- Directed by: Ravi Chopra
- Written by: Shabd Kumar
- Produced by: B. R. Chopra
- Starring: Raj Babbar Smita Patil Nana Patekar Shafi Inamdar
- Cinematography: Barun Mukherjee
- Edited by: S. B. Mane
- Music by: Ravi
- Distributed by: B. R. Films
- Release date: 7 September 1984;
- Running time: 134 minutes
- Country: India
- Language: Hindi

= Aaj Ki Awaaz =

1984 film by Ravi Chopra

Aaj Ki Awaz is a 1984 Indian Hindi-language vigilante action film directed by Ravi Chopra and produced by B. R. Chopra. It stars Raj Babbar, Smita Patil, Nana Patekar and Shafi Inamdar. The film is based on 1982 American film Death Wish II. It tells the story of a professor who becomes a vigilante after his sister is raped and his mother is killed. This film was remade in Telugu as Nyayam Meere Cheppali (1985), in Tamil as Naan Sigappu Manithan (1985) and in Kannada as Mahatma (2000).

The film opened to positive response from critics and emerged a blockbuster at the box office. At the 32nd Filmfare Awards, Aaj Ki Awaz received six nominations, including Best Film (B. R. Chopra), Best Director (Ravi Chopra) Best Actor (Babbar), Best Actress (Patil), Best Supporting Actor (Inamdar) and Best Story (Kumar) and won for Best Lyricist (Kamal) for the title song. It is available for digital streaming on Amazon Prime Video.

== Plot ==
Professor Prabhat Kumar Varma (Raj Babbar) lives in Andheri, Mumbai with his widowed mother and sister, Madhu (Raksha Chauhan). Concerned about the rising crime rates in the city, he meets with Police Commissioner Sathe (Chandrashekhar) to voice his concerns. Meanwhile, his friend Professor Lalwani's sister-in-law, Sudha (Sonika Gill), is kidnapped, raped, and killed by Suresh Thakur (Dalip Tahil). However, Suresh's lawyers prove in court that he was not in Mumbai at the time of the incident, and he is acquitted. Frustrated by Prabhat's persistence in seeking justice for Sudha, Suresh and his gang break into Prabhat's apartment. They tie him up and sexually assault his sister in front of him before murdering his mother when she attempts to call the police. His sister subsequently commits suicide. Devastated by these events, Prabhat loses faith in the criminal justice system and becomes a vigilante, taking it upon himself to roam the city at night and kill rapists and murderers.
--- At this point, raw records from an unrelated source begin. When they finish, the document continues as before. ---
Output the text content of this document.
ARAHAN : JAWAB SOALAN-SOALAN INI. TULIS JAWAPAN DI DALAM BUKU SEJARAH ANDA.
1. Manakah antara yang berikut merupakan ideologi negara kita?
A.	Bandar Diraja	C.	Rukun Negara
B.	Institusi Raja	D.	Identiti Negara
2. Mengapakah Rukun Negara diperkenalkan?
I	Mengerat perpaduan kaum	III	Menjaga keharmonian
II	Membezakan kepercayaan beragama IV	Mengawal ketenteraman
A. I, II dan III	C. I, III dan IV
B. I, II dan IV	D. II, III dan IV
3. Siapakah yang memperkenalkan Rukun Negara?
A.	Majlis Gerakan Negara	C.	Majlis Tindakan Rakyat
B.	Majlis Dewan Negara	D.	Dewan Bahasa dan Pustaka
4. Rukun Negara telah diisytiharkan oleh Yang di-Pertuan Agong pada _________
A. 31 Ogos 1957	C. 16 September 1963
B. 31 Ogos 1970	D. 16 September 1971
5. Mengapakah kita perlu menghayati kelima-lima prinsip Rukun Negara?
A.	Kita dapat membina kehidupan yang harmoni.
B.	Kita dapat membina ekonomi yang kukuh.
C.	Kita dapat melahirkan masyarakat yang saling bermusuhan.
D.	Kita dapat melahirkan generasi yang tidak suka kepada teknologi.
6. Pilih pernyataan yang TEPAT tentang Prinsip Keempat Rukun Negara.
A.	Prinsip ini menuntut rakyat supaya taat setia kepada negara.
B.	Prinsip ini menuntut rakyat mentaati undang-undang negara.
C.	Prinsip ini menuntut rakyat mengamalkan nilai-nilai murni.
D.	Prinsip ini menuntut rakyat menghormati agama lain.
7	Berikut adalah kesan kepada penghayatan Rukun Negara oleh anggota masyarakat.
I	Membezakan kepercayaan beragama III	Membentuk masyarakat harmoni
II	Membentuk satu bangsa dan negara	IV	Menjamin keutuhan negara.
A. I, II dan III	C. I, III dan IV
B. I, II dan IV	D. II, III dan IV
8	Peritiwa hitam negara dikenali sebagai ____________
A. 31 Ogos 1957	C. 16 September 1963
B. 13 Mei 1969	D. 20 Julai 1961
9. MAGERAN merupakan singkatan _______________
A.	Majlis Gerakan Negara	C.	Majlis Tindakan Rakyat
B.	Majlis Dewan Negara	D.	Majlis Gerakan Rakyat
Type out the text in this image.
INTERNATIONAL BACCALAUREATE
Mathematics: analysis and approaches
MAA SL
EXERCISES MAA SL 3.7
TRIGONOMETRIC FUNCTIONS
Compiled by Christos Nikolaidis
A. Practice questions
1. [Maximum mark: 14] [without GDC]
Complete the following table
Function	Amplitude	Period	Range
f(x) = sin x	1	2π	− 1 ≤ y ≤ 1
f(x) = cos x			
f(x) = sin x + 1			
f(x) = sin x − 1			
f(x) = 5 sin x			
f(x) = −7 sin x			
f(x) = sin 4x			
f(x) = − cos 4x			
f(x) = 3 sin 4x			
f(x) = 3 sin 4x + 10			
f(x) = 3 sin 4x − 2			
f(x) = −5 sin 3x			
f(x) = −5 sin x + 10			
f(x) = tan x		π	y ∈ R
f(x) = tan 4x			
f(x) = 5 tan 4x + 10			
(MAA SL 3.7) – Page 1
Inspector Shafi (Shafi Inamdar) begins to investigate these crimes, and Prabhat soon comes under the police's radar. The inspector eventually captures Prabhat, and his girlfriend Rajni (Smita Patil), who is a lawyer, takes it upon herself to free him and seek justice for his family once and for all.

==Cast==
- Raj Babbar as Professor Prabhat Kumar Verma / Robinhood
- Smita Patil as Public Prosecutor Rajni Deshmukh
- Nana Patekar as Jagmohandas
- Om Shivpuri as Judge
- Dheeraj Kumar as Professor Lalwani
- Shafi Inamdar as Inspector Shafi
- Vijay Arora as Shrivastav
- Arun Bakshi as Inspector Veerkar
- Ashalata as Mrs. V.V. Deshmukh
- Chandrashekhar as Police Commissioner Sathe
- Iftekhar as Judge V.V. Deshmukh
- Aloknath as Bar Owner
- Gufi Paintal as Orderly in Mental Hospital
- Dalip Tahil as Suresh Thakur
- Dinesh Thakur as Advocate Dayal
- Chandni as Sudha's friend
- Deepak Qazir as Kishan Khanna
- Sonika Gill as Sudha Advani
- Urmila Bhatt as Mrs. Verma
- Raksha Chauhan as Madhu, Prof. Prabhat's sister who gets raped and killed.
- Om Katare as Villain
- Girija Shankar as Minister Sri Kanhaiya Laal Tomar

==Music==

| Song | Singer (s) |
|---|---|
| "Aaj Ki Awaz" | Mahendra Kapoor |
| "Dil Hi Dil Main" | Mahendra Kapoor |
| "Mera Chhota Sa Ghar" | Mahendra Kapoor |
| "Bharat To Hai Azad" | Mahendra Kapoor |
| "Mera Chhotasa Ghar" (sad) | Mahendra Kapoor |
| "Shloka" | Hemant Kumar |
| "Saare Jahan Se Achcha" | Vijaya Majumdar |

==Controversy==

The censor certificate of the film shows "Re-revised", implying that censor board objected to certain scenes of the film, and cleared the movie when it was re-edited. The producers of the film have been subsequently criticized by many for filming sexual assault scenes in a gratuitous way.